Il mio nome e Marek, Marek Hamsik. Di mestiere faccio il calciatore, una cosa che detta così fa subito pensare ai milioni di euro, ai locali notturni e alle “veline” pronte ad attaccarsi come le api ai fiori. Invece sono sposato con Martina, che non è mai apparsa in video. Se cercate il suo nome in rete, l’articolo più recente è di luglio 2014, quando ci siamo sposati. Abbiamo tre figli, che non hanno nomi bizzarri o di marche famose, non siamo in cerca di facili campagne pubblicitarie.
Mi chiamo Marek e faccio il mediano. Da piccolo giocavo con una società che si chiama Jupie Podlavice. Un giorno arrivarono i dirigenti dello Slovan Bratislava, per portarmi con loro, ma non avevano abbastanza soldi per comprare il mio cartellino.
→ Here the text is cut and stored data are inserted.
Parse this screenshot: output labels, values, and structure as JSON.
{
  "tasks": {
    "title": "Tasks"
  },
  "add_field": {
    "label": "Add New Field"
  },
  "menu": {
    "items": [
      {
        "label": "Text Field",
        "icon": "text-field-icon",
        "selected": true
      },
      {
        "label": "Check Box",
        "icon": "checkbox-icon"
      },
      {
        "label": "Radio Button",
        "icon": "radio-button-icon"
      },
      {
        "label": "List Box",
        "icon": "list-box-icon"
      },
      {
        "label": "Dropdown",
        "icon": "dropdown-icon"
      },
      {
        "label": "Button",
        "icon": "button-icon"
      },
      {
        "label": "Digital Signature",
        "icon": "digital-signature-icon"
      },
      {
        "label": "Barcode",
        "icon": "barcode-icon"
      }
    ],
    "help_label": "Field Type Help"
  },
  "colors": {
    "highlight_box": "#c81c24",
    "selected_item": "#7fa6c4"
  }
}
Così mio padre Richard rinunciò ai suoi risparmi, pagò lui il trasferimento: si privò di tutto quel che aveva pur di vedermi giocare tra i professionisti.
Mi chiamo Marek Hamsik e vengo dalla Slovacchia. Nel 2004 arrivai in Italia, al Brescia, e qualcuno ricordò che i soli due slovacchi passati da quelle parti prima di me si chiamano Milos Glonek e Vratislav Gresko: non esattamente due leggende. Nel frattempo, e non ero nemmeno ventenne, avevo già collezionato quasi 70 presenze e 10 gol tra serie A e B.
Il mio nome è Marek e il mio destino è Napoli. E pensare che Pierpaolo Marino era venuto a Brescia non per vedere me, ma il mio compagno di squadra Milanetto, che quella sera segnò pure un bellissimo gol su punizione. A dirla tutta Marino manco mi conosceva, mi notò quando mi alzai dalla panchina per entrare solo perchè avevo la cresta, da lontano a stento riuscì a leggere il mio cognome sulla maglia. Stava per andare via, ma poi disse tra sè “ha 19 anni, vediamo cosa sa fare”. Pochi mesi dopo ero a Castel Volturno, a firmare il contratto insieme a De Laurentiis.
Io sono Hamsik e da sempre porto il numero 17. Non il 4 del medianone vecchio stampo, nè l’8 della mezzala, nemmeno il 5 alla brasiliana. Indosso il numero 17, perchè mi piace. Mi hanno detto che a Napoli significa disgrazia, ma dopo dieci anni che sono qui, a Natale, quando dal panariello della tombola esce il numero 17 anche le nonne ormai urlano “Hamsìk!” (con l’accento sulla i).
Mi chiamo Marek e sono uno di voi. Ho scelto di restare qui per scrivere tante pagine della storia del Napoli. Ho giocato 100, 200, 300, poi 400 partite con questa maglia, una maglia che non toglierò mai, nemmeno quando sarò troppo vecchio per correre su un campo di calcio. E poi i gol: quanto mi piace correre in mezzo ai difensori avversari, sorprenderli e poi infilare gli increduli portieri. So segnare in tutti i modi: di piede, di testa, di destro, di sinistro, di rapina e in contropiede. Ho capito subito il valore che ha esultare in uno stadio come il San Paolo, me ne accorsi quando feci il mio primo gol con la maglia del Napoli, contro il Cesena in coppa Italia, a Ferragosto del 2007.
Il mio nome è Marek Hamsik ed oggi sono entrato nella leggenda. Perchè Maradona è Maradona, non si discute, ma segnare quanto lui e meno di nessun altro con questa maglia, portando al braccio la fascia di capitano, è la linea di confine che separa la storia dal mito. E pensare che non sono nemmeno un attaccante. Perchè, non so se ve l’ho detto, ma io sono Marek e di mestiere faccio il mediano.